Konsep Dasar Wacana 1. Data Dewasa ini mau tak mau kita semua adalah data. Identitas jender, prilaku, pilihan, apapun yang kita gunakan, keseharian yang kita jalani, terakumulasi menjadi kekayaan data. Menjadi aset pusat-pusat pengumpul dan penyedia data. Hidup kita dikemas dan dimaknai jadi modal dan dasar pengetahuan bagi yang dominan untuk mengendalikan kembali prilaku kita dan membingkai pilihan-pilihan hidup kita. Bagaimana kita sebagai data yang punya daya pikir kreatif dan bagasi ideologi masing masing berkesempatan meretas balik atau menciptakan kedaulatan tandingan dari data-data yang kita kontribusikan dengan sadar, sukarela ataupun tanpa sadar? Berbagi data dan berdialog atas data akan jadi salah satu komponen lokakarya bincang warteg dihadirkan dalam bentuk dokumen, live feed dan layar TV. 2. Warteg 2085: #kemasadepanan #kontrakini Warteg sebagai media ruang dan modal awal peserta. Mengimajinasikan pola produksi dan konsumsi dari skala warteg; “Warteg 2085”(2085 merespon peta jalan ‘Nawa cita’ pemerintah kini. program perencanaan Indonesia 70 tahun ke depan) adalah titik picu awal. Rentang masa ke 2085 ini merupakan gagasan yang merespon kecenderungan publik untuk melihat sejarah, kejayaan masa lalu atau obsesi akan kekinian, Warteg 2085 akan menggulirkan gagasan akan masa depan #kemasadepanan #kontra kini.

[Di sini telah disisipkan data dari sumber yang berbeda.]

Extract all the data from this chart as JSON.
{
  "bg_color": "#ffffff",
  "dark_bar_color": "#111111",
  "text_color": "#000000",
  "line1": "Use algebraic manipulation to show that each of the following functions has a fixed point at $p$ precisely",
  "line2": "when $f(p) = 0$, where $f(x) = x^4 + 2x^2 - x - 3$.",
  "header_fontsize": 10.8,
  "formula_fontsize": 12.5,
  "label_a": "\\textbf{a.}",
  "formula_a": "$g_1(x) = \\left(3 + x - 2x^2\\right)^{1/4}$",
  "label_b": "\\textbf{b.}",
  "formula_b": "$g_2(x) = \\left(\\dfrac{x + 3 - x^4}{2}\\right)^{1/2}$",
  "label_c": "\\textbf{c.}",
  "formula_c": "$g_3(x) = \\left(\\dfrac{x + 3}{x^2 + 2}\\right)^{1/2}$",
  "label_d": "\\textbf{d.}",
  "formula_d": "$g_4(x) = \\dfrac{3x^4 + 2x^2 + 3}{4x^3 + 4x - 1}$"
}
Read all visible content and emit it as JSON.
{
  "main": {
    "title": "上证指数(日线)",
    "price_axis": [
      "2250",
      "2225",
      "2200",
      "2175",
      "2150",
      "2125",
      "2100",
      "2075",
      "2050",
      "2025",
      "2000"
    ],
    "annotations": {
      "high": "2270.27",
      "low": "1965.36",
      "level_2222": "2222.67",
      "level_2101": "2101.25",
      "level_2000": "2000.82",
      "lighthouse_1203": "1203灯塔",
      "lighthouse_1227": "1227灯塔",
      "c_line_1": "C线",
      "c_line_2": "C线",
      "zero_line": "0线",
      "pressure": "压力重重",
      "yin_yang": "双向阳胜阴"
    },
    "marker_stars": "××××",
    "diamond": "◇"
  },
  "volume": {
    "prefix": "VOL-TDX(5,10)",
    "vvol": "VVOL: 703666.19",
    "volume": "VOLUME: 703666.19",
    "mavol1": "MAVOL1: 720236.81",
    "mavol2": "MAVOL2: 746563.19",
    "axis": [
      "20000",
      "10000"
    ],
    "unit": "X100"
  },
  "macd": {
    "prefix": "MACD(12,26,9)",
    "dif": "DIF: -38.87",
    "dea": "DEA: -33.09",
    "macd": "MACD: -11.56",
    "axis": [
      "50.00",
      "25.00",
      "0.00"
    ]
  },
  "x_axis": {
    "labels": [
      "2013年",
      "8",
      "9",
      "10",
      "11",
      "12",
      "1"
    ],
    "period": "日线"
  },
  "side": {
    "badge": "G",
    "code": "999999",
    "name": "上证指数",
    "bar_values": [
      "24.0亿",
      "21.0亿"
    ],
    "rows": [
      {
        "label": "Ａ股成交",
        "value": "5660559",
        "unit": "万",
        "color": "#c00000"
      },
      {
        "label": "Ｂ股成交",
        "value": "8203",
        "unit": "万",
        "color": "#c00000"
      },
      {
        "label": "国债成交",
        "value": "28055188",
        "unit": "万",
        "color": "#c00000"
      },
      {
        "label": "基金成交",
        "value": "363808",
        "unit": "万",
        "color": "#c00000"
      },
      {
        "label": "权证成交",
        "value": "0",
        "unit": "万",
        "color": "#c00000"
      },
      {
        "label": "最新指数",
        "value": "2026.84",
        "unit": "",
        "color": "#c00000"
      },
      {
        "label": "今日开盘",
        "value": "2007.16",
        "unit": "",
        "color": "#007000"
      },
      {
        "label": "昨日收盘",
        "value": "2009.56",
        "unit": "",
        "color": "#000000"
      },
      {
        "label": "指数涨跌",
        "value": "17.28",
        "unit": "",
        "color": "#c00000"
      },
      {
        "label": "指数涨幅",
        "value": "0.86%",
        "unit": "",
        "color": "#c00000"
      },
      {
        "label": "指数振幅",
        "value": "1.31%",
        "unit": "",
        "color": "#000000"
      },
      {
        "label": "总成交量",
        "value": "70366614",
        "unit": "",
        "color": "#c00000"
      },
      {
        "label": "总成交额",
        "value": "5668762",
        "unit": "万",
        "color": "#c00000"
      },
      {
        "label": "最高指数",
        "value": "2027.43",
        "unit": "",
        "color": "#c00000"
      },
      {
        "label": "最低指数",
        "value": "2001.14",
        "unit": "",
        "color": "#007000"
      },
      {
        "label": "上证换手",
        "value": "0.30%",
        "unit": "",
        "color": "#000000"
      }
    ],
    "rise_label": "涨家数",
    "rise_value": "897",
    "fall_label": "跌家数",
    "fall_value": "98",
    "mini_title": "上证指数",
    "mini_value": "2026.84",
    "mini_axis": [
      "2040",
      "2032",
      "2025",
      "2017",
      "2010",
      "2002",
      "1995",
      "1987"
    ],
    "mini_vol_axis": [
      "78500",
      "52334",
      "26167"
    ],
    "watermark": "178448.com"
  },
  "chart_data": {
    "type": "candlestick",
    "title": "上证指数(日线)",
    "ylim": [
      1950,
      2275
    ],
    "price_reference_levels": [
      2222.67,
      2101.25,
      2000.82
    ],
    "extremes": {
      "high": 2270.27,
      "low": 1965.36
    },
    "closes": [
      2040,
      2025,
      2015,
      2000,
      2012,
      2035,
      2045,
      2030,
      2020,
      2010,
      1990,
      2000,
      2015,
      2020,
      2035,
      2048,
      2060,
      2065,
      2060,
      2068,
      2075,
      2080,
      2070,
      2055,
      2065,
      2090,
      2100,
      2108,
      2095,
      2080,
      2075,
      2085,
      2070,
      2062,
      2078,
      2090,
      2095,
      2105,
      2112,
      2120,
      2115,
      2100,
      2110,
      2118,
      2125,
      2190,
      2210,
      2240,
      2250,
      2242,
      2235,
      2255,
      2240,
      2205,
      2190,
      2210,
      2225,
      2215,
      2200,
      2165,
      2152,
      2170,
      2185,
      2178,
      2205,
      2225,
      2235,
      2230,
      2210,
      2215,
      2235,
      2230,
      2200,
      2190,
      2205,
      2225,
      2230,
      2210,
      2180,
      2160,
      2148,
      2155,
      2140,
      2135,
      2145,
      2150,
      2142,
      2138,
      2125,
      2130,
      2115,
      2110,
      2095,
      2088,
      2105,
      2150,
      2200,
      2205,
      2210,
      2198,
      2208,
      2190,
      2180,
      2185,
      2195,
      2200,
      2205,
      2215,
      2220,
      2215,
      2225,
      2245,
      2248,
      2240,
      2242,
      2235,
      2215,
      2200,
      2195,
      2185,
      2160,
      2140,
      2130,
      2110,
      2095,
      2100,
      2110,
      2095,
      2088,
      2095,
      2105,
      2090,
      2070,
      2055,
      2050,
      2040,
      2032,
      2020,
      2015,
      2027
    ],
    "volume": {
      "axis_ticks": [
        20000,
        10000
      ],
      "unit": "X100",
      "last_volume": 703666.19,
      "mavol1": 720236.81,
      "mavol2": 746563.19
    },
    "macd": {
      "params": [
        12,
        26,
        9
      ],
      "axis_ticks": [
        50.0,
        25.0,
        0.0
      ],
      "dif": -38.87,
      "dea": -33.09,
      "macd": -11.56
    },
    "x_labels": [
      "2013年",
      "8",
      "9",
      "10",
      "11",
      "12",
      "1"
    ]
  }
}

Nilai apa yang akan ditukar dagangkan pada warteg 2085? Bentuk tempe apa yang akan hadir? Apakah kedelai masih bisa disebut kedelai dengan rekayasa genetik, biologi sintetik, politik benih, singularity? Keseharian apa yang kelak dihasilkan oleh hibrida seni dan teknologi kini? narasi Distopia atau Utopia apa yang kita mainkan di benak sejak hari ini? Bagaiman masa depan menghampiri kita? Bagaimana membingkai pertanyaan yang tepat untuk livelihood dan praktek 2085? Titik picu ini diharapkan memproduksi imajinasi baru dan pengetahuan dalam rentang 70 tahun. Dengan ruang publik urban; warteg sebagai katalis, juga tak kalah penting manusia sebagai subyek aktif, narasumber, peserta juga publik. Selaras dengan tema pintu belakang, Warteg 2085 menggagas masa depan dan kreativitas dari skala warteg yang bersentuhan langsung dengan keseharian dan realitas publik akar rumput bukan dari façade identitas bangsa ke publik global yang selama ini menjadi ilusi dan hiper-realitas bersama. 3. Manusia kolaboratif: Berbagi pengetahuan tacit dengan inklusif Mempertemukan peneliti, pelaku pelaku industri, seni, akademisi dan aktivis yang berpengalaman dari berbagai bidang yang jarang untuk bertemu di satu forum bersama untuk makan, minum dan ngobrol bersama di warteg galnas untuk berbagi, berdiskusi dan membuka pengetahuan tacit masing-masing jadi eksplisit, berdialog dan membongkar ekslusifitas pengetahuan atau persaingan antar disiplin dengan perbincangan dan permainan.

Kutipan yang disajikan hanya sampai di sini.